Entre paredes e jaculatórias

As primeiras sete horas daquele domingo terminavam diante da vida que exigia uma leveza já desconhecida. Decidido a revisitar a paróquia onde havia crescido, visto o traje aveludado da nostalgia e engatilho o projétil que é a reflexão - arma poderosa e necessária. Chego ao local que possui diversas marcas do Sagrado - dados que são de meu conhecimento desde quando, ainda infante, via tantas representações artísticas e acontecimentos litúrgicos com entusiasmo heroico. E então inevitavelmente visualizo a grande cena: há uma criança levíssima em meio à rigidez de tantos rostos e corações adultos. Nela, as faculdades intelectuais não atendem à profundíssima liturgia que acontece, viva e flamejante, dentro daquele ambiente onde algo superior habita. A memória não acompanha exatamente as estrofes do salmodiar melancólico, apropriado ao tempo quaresmal. Não existe o menor rigor com citações de dezenas de textos bíblicos ou de teólogos que possam elucidar pontos essenciais da fé. Mas existe algo que o adulto ainda não alcançou - identifico o fato de que há uma contestação, mas o que embasa a afirmação? O que acontecia naquela criança perambulante que circulava os bancos de madeira rústica da igreja?

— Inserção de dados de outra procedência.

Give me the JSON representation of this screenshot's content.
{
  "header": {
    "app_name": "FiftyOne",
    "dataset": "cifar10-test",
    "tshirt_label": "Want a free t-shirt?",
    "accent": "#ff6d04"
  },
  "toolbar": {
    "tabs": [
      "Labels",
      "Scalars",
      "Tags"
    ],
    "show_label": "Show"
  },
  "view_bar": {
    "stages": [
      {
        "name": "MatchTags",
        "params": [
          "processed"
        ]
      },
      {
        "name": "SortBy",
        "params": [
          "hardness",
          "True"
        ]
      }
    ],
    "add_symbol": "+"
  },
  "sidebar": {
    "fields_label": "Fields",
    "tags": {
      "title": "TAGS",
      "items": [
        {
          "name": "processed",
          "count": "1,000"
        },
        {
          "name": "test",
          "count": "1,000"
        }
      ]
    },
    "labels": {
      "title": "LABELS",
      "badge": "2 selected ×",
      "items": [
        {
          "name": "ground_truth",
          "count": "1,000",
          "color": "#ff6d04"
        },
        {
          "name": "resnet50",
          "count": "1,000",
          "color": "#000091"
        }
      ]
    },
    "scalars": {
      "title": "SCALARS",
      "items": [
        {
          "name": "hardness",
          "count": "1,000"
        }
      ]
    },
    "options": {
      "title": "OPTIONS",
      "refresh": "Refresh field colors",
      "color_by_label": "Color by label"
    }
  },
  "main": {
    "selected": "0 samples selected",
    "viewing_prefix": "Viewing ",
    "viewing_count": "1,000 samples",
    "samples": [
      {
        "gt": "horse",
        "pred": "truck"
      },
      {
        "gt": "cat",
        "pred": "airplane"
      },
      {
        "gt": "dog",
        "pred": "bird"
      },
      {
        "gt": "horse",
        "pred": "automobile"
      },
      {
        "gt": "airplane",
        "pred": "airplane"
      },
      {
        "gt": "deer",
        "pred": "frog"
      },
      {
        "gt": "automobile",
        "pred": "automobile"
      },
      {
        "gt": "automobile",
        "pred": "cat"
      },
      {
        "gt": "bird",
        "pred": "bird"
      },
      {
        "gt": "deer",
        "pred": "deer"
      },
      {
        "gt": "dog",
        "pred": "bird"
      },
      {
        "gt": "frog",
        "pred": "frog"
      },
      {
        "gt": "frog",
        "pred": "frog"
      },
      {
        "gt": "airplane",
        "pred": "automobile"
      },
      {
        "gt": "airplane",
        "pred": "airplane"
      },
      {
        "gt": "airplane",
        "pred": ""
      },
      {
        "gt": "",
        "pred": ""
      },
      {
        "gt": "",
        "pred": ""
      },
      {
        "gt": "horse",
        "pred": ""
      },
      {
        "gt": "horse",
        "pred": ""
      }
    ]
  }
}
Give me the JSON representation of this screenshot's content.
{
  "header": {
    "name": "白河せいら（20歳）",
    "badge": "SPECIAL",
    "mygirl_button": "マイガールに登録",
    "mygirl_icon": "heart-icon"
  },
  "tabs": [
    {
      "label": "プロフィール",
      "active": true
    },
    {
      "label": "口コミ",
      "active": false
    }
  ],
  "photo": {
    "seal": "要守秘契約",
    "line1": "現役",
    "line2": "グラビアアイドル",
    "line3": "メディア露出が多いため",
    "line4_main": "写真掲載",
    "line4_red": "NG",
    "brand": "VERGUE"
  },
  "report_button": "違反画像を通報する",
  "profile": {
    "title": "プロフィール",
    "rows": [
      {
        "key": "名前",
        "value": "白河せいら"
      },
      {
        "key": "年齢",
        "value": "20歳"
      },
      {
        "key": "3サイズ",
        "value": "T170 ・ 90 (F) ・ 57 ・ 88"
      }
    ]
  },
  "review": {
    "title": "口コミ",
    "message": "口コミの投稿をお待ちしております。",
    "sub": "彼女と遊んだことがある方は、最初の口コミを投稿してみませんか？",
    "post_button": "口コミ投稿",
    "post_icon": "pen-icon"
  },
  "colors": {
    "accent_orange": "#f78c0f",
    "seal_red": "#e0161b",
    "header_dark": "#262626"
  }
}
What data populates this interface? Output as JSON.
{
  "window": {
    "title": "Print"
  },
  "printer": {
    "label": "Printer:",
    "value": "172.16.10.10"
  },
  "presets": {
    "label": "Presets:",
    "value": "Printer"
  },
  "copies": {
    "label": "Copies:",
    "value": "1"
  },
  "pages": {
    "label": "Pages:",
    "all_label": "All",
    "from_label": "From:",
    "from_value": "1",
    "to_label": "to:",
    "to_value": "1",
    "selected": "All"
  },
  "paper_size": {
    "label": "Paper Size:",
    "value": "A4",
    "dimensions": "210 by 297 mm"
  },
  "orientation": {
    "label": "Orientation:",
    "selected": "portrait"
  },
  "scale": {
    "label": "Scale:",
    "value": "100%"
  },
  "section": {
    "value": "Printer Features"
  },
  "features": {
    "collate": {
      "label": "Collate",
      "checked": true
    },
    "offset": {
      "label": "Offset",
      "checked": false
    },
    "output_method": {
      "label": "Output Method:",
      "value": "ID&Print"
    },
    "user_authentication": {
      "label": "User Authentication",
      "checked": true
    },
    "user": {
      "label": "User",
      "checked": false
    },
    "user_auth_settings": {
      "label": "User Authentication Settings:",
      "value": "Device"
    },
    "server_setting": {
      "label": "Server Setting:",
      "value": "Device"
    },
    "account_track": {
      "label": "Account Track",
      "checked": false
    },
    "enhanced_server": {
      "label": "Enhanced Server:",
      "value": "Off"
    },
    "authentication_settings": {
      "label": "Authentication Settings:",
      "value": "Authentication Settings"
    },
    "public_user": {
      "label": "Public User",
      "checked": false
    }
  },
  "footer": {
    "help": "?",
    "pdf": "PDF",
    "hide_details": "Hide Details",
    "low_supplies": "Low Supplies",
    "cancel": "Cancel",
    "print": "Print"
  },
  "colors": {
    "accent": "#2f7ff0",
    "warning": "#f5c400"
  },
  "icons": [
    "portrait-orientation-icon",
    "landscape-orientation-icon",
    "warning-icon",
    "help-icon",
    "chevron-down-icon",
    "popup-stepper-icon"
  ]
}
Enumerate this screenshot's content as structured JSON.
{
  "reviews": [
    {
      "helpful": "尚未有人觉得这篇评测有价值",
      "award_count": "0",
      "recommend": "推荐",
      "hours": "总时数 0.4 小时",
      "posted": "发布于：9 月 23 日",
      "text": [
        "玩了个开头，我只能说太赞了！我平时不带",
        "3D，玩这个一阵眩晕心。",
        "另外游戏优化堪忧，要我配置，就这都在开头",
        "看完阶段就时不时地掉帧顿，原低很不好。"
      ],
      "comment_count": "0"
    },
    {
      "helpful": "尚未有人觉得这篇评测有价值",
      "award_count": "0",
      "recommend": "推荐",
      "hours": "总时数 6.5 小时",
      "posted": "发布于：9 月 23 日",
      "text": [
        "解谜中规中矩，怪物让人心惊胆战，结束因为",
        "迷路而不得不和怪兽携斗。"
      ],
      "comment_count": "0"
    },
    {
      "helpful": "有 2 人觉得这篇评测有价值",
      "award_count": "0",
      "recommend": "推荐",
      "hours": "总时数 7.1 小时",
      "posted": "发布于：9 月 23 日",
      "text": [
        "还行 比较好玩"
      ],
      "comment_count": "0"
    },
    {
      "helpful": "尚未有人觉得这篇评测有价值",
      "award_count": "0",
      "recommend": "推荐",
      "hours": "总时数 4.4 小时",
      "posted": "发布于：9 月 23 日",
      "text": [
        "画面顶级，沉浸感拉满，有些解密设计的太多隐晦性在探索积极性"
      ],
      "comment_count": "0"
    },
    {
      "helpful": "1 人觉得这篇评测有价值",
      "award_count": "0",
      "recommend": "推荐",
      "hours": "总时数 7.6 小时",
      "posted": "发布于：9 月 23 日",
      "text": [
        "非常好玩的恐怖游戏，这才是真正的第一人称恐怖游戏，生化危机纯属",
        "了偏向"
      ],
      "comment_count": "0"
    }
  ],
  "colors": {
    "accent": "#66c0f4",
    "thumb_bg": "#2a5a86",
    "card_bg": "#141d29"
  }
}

Olhando com carinho gratuito às pinturas que, para ela, são decorações ao estético da cena, dentro do sentimento puro que emana da contemplação consegue amar o sentido teológico para o qual o desenho a levaria. O seu fim é alegre porque é fiel. Uma entrega que entrega aos sentidos uma face sobrenatural mesmo estando dentro de um local feito por tijolos e argamassa. Uma abertura que prepara o caminho. Para o seu coração, que é aberto, a beleza contida nas imagens do Cristo e Sua Mãe antecipam no tempo fagulhas de conversão ao Sagrado Coração de ambos, pois no momento a observação é lúdica. Mas o toque que alcança a alma é real. E no seu futuro, talvez uma situação trivial lhe devolva à experiência da Beleza. Ou mesmo uma oração simples. Como as jaculatórias que tal criança ouve, várias vezes, quando emergindo dentre muitos fiéis na Santa Missa fica dispersa do clima de oração, mas não do de espiritualidade. Há algo que acontece além dos olhos que se fecham e ouvidos que se atentam. O toque do mesmo Senhor que a criança vislumbra à parede, pode atingi-la na forma de semente que em alguns anos pode germinar. Ou décadas. Aí estará a Misericórdia a buscá-la, com intensidade em situações que lhe sejam favoráveis.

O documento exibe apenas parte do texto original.